The admission standards, which were placed in state law in 1996, state that students may be admitted to a regents university if they have graduated from an accredited high school and have either an ACT score of 21, rank in the top third of their high school class or earn at least a 2.0 grade-point average on a prescribed curriculum.

Not good enough, say KU officials.

Those standards are allowing too many students into KU who are not ready for the school’s academic rigors, according to Roney.

Roney said some high school students meet the current admission requirements prior to their senior years, and then they coast until graduation.

“Then they get to college and there is an enormous culture shock academically,” she said.

Typically, 20 percent of the freshman class leaves KU within the first year, she said.

She said the entrance admissions need to include ways to gauge a student’s academic maturity, such as whether a student is good at seeking and using resources, achieving goals and establishing mentoring relationships. And, she said, the higher the score on the ACT, the more likely the student will succeed at KU.

“The goal is to graduate from KU, not just be admitted,” she said. “If we put that as our top priority there are variety of different ways to get that.”

Any proposed change would have to be blessed by the regents before taking effect.

Regent Gary Sherrer, who headed a task force that recommended the legislation to change the way standards are set, said the regents are more involved in the day-to-day oversight of universities and better-equipped than the Legislature to make decisions about admissions standards.

But under the new law, any new admission requirements adopted by the regents that are more rigorous than those already in place could not take effect for four years. This is designed to give students and schools time to adjust to the new requirements.

Roney said nothing definite as far as changes to the standards at KU had been decided yet, but she hoped KU would have a proposal before the regents during the current academic year.


avoice 8 years, 9 months ago

"...the entrance admissions need to include ways to gauge a student’s academic maturity, such as whether a student is good at seeking and using resources, achieving goals and establishing mentoring relationships."

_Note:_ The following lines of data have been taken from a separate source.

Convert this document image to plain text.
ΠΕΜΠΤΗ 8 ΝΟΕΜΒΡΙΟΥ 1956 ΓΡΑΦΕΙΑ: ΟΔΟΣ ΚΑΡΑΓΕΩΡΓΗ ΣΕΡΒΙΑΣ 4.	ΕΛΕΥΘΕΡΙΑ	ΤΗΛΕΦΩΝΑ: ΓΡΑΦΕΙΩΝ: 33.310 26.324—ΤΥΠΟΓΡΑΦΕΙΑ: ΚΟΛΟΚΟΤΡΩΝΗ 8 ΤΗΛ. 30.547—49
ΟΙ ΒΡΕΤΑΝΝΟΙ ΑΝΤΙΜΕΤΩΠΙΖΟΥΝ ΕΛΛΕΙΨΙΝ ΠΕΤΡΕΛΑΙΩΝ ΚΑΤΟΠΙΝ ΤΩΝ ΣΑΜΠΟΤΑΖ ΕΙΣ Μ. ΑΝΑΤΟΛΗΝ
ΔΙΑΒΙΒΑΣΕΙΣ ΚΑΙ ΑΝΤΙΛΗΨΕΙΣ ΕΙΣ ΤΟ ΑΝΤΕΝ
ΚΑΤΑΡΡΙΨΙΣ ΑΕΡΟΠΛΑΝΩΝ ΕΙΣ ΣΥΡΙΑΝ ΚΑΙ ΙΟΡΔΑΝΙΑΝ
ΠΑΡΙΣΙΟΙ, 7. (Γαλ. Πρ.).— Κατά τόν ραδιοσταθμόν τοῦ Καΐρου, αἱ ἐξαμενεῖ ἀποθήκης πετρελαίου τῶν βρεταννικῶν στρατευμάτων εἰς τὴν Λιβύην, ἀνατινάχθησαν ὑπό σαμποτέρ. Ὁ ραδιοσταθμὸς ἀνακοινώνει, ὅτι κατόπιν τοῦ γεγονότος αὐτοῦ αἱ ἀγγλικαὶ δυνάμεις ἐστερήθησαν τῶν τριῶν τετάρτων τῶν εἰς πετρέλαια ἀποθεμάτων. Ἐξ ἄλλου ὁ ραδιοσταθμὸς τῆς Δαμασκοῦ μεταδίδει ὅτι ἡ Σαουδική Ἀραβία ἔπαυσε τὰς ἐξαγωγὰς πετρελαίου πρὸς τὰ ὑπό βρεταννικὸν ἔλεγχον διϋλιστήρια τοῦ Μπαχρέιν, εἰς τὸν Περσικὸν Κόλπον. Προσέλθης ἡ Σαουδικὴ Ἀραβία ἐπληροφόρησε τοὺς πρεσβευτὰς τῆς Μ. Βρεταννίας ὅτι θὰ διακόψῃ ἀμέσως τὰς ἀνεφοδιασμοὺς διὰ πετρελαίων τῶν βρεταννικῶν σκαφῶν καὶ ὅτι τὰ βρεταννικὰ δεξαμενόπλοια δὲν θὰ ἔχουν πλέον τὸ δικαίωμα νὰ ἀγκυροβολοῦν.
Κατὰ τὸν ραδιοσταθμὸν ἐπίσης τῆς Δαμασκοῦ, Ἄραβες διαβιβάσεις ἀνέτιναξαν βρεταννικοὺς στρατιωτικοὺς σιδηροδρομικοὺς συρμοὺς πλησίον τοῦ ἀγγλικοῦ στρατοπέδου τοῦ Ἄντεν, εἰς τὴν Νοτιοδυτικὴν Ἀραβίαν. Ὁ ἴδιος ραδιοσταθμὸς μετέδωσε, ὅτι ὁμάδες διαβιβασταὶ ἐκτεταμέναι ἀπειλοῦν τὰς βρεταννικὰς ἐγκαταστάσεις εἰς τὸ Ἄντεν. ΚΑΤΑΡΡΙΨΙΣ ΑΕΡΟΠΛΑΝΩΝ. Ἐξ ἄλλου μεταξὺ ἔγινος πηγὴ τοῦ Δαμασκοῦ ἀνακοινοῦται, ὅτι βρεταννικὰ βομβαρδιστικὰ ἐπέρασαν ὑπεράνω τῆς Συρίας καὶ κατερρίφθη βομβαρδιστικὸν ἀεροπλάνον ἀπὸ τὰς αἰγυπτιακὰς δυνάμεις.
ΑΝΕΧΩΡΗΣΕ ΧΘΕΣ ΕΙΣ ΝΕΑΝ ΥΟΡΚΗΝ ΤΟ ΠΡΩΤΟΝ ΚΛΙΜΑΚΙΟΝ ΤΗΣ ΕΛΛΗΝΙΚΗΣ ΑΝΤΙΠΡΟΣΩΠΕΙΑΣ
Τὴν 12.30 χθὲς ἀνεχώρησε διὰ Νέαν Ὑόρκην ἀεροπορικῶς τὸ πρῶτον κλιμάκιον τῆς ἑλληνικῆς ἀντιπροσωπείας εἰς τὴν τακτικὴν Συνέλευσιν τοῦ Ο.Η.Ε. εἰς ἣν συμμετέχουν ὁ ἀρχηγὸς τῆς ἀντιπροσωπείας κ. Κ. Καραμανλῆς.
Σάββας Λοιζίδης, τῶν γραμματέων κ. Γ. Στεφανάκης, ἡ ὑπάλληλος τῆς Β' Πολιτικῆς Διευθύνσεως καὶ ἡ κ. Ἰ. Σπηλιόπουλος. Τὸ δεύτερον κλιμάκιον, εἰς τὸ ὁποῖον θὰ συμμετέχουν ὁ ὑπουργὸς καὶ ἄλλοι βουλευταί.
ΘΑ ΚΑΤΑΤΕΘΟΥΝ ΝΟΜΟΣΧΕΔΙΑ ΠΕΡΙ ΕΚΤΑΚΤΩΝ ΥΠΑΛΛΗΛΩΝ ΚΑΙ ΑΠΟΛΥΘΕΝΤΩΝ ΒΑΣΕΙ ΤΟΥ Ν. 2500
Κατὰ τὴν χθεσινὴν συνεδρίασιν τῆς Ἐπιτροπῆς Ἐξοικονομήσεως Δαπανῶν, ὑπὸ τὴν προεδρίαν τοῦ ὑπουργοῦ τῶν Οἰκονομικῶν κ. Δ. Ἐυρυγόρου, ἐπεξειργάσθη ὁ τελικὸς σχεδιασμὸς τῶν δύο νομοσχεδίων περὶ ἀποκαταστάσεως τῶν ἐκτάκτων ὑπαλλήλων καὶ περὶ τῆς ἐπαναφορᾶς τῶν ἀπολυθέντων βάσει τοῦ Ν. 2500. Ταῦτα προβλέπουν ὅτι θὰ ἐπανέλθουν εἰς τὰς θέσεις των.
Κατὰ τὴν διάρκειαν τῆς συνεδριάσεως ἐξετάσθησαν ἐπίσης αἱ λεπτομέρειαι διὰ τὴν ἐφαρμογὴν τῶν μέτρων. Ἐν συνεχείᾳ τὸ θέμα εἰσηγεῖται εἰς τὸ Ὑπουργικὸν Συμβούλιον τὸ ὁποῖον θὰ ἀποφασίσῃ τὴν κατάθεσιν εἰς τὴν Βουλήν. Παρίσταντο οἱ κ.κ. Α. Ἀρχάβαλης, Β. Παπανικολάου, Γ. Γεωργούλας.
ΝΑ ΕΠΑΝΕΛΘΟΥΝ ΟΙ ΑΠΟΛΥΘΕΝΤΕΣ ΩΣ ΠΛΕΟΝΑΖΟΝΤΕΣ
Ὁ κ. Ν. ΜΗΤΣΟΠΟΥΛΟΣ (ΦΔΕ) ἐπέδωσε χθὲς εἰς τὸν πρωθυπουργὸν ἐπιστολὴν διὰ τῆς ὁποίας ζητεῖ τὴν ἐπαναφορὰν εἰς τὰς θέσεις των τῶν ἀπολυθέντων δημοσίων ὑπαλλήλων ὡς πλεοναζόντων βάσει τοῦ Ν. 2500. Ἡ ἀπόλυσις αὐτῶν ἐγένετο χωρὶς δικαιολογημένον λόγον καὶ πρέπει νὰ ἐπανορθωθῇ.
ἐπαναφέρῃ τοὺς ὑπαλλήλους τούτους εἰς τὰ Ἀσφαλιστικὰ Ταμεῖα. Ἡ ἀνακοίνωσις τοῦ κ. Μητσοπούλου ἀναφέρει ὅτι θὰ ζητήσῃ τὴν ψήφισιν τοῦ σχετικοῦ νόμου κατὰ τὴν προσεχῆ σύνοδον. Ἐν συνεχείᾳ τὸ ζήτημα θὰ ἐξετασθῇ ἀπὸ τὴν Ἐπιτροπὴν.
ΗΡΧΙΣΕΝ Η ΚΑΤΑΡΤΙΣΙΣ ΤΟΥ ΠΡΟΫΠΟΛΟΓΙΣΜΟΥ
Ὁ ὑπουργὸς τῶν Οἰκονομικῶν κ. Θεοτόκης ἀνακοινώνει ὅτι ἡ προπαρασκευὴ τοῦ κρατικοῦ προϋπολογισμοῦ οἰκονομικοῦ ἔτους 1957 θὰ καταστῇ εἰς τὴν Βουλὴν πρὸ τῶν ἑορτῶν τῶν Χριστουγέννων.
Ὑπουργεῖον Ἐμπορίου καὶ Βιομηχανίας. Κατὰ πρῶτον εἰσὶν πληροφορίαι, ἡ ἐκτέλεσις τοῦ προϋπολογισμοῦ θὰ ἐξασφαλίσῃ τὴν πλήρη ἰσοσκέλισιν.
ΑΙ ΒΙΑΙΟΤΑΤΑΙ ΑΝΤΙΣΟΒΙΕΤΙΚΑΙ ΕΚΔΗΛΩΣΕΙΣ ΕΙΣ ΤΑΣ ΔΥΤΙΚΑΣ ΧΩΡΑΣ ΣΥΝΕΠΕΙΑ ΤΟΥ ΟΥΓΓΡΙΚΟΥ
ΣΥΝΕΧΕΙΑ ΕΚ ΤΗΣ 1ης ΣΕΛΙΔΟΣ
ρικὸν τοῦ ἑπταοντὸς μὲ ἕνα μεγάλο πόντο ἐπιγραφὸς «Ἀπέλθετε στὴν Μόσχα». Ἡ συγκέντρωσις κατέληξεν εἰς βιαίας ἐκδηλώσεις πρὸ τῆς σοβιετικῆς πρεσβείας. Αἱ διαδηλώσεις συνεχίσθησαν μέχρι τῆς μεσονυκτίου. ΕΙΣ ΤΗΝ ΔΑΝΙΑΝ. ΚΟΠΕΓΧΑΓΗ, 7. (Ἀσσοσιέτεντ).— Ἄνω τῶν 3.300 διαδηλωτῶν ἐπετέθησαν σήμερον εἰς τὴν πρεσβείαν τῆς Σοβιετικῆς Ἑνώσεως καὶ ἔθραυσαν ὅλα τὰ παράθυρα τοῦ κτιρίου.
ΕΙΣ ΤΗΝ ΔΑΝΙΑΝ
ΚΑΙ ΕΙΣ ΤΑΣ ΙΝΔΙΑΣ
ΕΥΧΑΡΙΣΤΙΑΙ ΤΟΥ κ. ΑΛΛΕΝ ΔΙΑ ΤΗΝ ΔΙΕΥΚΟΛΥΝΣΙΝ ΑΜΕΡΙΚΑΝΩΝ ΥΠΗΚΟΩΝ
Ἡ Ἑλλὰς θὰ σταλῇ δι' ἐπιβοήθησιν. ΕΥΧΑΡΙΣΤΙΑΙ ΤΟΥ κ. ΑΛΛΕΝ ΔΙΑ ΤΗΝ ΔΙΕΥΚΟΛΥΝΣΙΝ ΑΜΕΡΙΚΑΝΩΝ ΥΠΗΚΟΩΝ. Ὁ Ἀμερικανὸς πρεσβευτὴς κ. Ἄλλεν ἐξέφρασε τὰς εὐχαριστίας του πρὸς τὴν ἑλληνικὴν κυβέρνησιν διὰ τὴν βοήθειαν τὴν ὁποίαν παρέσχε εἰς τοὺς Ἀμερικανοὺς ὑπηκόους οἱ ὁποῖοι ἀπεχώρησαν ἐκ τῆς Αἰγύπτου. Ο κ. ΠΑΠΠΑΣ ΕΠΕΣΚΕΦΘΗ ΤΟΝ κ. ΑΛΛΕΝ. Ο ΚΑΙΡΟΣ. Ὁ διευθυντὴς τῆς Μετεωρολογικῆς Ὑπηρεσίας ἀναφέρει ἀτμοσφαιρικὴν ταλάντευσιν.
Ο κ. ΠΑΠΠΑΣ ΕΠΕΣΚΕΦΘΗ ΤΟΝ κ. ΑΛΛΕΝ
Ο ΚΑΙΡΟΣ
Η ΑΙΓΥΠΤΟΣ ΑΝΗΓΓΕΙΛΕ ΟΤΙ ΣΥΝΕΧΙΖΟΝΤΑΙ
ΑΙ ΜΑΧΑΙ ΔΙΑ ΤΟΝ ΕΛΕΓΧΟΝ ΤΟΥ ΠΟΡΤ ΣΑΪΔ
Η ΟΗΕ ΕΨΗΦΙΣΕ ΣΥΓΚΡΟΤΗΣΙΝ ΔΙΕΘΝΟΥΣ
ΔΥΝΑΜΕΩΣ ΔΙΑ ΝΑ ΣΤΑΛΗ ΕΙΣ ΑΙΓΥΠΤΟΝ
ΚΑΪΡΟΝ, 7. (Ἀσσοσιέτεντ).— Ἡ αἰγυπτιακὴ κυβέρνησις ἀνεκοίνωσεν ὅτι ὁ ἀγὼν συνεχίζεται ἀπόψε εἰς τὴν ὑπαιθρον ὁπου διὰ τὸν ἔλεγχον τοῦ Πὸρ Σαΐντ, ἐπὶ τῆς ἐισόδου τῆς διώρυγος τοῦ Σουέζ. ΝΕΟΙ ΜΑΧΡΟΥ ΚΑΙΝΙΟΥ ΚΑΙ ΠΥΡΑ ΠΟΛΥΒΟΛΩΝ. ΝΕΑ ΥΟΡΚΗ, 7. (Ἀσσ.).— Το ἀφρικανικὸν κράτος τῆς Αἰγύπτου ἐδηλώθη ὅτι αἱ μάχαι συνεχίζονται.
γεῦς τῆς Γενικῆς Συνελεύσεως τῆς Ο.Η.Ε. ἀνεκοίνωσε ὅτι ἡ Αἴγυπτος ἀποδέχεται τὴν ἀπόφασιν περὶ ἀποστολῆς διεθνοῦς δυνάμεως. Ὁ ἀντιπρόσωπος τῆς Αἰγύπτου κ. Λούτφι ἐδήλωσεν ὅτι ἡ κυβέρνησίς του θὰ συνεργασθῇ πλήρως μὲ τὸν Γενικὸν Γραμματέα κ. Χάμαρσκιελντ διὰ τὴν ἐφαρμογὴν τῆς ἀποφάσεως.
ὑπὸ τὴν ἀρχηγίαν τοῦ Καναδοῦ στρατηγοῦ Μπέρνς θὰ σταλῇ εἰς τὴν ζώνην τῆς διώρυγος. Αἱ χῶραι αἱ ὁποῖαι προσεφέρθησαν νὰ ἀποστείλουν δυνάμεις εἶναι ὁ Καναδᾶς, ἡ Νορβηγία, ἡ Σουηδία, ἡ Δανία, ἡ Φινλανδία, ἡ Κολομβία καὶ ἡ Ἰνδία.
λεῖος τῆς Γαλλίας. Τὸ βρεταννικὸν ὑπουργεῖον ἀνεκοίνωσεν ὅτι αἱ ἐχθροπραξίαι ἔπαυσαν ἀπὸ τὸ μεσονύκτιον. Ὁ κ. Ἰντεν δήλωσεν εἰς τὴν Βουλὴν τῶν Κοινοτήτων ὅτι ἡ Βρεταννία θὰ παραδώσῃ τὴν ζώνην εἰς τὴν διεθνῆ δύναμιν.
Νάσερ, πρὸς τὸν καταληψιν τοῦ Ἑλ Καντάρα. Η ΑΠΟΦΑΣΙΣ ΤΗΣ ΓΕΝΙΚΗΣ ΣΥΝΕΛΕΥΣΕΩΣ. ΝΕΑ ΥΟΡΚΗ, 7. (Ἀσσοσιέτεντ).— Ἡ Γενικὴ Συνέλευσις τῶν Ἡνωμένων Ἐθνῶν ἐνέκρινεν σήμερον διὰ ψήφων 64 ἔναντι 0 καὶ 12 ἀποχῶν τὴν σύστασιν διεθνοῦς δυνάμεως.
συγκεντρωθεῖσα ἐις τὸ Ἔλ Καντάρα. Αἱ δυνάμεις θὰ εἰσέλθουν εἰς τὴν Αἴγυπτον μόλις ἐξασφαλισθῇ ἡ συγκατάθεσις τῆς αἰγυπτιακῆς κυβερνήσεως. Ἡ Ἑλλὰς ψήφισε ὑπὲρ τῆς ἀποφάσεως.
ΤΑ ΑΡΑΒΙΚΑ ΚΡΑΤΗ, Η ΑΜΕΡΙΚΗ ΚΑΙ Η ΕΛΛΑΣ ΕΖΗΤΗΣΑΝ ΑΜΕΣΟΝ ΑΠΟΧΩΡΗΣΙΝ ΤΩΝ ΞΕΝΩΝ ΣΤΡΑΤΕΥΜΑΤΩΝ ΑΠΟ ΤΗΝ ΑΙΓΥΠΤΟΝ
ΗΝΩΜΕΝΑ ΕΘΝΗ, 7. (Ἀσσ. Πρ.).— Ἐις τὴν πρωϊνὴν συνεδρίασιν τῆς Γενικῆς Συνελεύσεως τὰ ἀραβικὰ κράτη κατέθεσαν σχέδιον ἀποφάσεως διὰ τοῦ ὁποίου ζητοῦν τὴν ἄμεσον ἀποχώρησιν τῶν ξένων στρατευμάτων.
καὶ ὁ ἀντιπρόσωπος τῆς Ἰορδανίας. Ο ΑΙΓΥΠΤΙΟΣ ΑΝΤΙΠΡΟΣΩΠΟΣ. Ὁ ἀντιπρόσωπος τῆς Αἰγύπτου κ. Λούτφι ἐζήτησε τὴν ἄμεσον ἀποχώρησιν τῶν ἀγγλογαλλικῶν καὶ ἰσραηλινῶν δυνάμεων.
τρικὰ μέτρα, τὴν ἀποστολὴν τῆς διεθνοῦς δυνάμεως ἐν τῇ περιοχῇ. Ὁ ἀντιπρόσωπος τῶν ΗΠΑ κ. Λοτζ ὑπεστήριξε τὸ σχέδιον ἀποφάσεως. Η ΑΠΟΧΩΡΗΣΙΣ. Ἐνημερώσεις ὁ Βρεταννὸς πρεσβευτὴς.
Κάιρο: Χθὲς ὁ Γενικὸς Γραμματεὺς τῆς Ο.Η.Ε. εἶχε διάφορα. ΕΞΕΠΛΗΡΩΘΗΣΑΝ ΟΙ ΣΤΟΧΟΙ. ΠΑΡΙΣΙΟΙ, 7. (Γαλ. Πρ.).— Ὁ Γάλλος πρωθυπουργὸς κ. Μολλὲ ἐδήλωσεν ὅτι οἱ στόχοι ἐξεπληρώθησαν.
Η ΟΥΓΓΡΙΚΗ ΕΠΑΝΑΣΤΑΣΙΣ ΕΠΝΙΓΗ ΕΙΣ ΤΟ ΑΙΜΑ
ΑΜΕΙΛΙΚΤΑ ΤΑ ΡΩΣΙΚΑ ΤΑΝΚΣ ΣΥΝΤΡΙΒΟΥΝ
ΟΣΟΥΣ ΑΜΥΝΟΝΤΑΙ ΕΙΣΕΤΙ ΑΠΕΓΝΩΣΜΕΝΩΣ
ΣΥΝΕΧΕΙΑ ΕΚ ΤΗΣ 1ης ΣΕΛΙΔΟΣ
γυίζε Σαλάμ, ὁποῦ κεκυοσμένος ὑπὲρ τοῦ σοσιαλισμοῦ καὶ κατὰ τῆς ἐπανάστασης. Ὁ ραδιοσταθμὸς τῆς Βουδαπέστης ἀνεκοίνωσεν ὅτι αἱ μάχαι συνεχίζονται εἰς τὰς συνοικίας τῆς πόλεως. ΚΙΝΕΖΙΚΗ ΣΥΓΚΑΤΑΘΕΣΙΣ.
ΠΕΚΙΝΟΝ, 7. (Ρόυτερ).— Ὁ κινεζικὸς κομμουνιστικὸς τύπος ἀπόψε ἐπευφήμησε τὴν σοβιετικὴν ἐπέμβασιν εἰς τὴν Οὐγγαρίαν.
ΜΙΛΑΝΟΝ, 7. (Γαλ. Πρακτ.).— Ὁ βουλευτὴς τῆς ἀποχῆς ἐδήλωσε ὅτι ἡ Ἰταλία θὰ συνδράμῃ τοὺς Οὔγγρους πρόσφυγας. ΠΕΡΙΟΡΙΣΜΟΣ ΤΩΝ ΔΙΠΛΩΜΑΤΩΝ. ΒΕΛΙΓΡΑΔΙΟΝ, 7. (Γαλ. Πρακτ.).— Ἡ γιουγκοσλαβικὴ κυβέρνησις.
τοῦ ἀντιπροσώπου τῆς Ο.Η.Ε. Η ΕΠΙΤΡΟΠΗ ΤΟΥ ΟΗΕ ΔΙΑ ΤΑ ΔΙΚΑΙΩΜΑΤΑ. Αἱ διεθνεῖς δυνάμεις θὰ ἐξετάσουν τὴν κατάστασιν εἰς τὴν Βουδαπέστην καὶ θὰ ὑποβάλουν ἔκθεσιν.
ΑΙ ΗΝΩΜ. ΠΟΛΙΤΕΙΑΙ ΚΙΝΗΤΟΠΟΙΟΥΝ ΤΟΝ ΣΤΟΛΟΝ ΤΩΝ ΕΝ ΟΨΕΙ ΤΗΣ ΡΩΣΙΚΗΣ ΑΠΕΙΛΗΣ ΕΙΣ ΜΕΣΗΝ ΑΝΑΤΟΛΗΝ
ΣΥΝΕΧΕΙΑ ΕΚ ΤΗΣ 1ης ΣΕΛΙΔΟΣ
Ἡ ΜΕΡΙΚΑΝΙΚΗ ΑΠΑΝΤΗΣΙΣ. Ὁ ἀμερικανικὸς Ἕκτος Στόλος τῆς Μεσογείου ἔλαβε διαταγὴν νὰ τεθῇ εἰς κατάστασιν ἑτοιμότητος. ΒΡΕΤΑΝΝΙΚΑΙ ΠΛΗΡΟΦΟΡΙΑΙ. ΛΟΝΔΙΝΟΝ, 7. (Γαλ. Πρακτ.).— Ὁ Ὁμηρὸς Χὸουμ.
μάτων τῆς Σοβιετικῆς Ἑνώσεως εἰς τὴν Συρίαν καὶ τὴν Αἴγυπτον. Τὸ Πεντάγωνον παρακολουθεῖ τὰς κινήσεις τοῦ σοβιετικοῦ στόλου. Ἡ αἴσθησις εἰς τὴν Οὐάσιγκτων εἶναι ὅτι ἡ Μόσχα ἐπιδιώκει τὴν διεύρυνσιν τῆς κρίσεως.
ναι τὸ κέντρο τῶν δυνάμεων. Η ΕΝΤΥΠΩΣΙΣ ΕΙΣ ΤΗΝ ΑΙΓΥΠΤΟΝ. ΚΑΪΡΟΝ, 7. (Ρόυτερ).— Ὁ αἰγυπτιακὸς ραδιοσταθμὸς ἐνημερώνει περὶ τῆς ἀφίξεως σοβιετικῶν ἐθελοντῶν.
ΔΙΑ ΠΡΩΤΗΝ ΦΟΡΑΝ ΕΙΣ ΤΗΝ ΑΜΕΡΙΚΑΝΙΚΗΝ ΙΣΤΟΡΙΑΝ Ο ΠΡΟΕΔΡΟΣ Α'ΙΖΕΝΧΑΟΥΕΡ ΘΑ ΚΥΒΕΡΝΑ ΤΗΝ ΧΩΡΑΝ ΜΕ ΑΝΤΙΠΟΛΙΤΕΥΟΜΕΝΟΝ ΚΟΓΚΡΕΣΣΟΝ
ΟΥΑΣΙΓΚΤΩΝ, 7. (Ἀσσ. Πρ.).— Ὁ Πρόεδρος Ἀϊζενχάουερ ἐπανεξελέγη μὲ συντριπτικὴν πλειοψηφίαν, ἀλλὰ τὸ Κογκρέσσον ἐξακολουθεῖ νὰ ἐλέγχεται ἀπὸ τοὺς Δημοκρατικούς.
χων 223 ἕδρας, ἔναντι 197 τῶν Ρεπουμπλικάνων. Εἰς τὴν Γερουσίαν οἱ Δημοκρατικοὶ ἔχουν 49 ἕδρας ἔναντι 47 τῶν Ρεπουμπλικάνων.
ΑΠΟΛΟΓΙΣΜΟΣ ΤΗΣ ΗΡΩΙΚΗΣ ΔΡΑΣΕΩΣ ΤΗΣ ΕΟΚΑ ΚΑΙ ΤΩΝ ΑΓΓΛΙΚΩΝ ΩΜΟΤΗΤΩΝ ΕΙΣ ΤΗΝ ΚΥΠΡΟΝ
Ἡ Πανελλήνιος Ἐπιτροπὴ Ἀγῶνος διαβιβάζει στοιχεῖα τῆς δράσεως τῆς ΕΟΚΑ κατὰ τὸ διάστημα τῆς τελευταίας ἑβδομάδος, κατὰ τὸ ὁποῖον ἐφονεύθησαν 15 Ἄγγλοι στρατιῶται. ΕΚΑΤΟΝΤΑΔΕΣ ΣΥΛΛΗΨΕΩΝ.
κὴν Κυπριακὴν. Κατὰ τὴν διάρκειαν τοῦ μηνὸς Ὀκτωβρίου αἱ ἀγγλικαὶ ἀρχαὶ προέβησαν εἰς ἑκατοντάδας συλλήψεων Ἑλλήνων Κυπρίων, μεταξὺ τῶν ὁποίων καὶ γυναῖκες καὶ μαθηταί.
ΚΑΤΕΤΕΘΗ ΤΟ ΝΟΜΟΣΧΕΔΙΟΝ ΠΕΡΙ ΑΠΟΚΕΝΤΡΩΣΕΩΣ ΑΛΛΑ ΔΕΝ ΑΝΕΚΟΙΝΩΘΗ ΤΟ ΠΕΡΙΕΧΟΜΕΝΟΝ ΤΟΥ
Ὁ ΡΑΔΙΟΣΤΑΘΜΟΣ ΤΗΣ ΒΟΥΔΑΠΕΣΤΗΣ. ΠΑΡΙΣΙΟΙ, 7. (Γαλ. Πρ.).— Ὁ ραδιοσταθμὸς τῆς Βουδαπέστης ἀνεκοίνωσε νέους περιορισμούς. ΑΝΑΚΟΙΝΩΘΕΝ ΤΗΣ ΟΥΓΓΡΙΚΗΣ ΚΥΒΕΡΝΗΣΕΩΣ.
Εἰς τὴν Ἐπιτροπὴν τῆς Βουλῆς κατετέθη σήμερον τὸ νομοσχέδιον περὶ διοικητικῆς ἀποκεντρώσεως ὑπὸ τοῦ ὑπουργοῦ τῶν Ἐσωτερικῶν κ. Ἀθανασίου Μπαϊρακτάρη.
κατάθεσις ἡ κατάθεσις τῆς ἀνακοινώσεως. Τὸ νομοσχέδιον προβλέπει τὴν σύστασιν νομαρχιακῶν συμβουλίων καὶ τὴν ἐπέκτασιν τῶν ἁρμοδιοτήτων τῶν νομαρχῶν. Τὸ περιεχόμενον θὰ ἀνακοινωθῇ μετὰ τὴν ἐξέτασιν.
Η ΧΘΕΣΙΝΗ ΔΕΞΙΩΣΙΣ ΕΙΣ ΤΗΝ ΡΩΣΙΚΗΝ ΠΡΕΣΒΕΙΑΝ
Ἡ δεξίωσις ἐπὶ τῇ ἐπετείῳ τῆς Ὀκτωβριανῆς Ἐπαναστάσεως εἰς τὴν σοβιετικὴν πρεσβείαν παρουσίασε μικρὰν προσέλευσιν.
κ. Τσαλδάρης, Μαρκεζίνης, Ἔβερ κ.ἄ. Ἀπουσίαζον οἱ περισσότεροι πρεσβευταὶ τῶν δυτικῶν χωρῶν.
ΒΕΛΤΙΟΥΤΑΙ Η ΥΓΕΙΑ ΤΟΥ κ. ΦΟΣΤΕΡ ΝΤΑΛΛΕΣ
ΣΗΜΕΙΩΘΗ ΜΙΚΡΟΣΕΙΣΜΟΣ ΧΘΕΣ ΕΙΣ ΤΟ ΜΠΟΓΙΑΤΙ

These things are not being developed among U.S. students. It takes an entire process from kindergarten to high school to cultivate these qualities, and all our elementary and junior high schools care about is spending 3/4 of the school year preparing for state assessments. If it's not on the assessment, it's not a core staple of your child's education. This is where we've gone wrong, and it's a travesty that our children are unable to succeed at the college level while our best universities are filling with foreign nationals who have received from their earliest educations the tools they need to really succeed in life.

canyon_wren 8 years, 9 months ago

I agree 100%, avoice. It seems doubtful that the university raising its standards will make much difference as far as raising the quality of instruction at the lower levels, but we can hope it sends some sort of message. Unfortunately, too many of today's teachers attended public school after the (public school) standards were lowered, beginning in the mid- to late 60's--so they don't know what they are leaving out--or even how to teach the things that they ARE leaving out.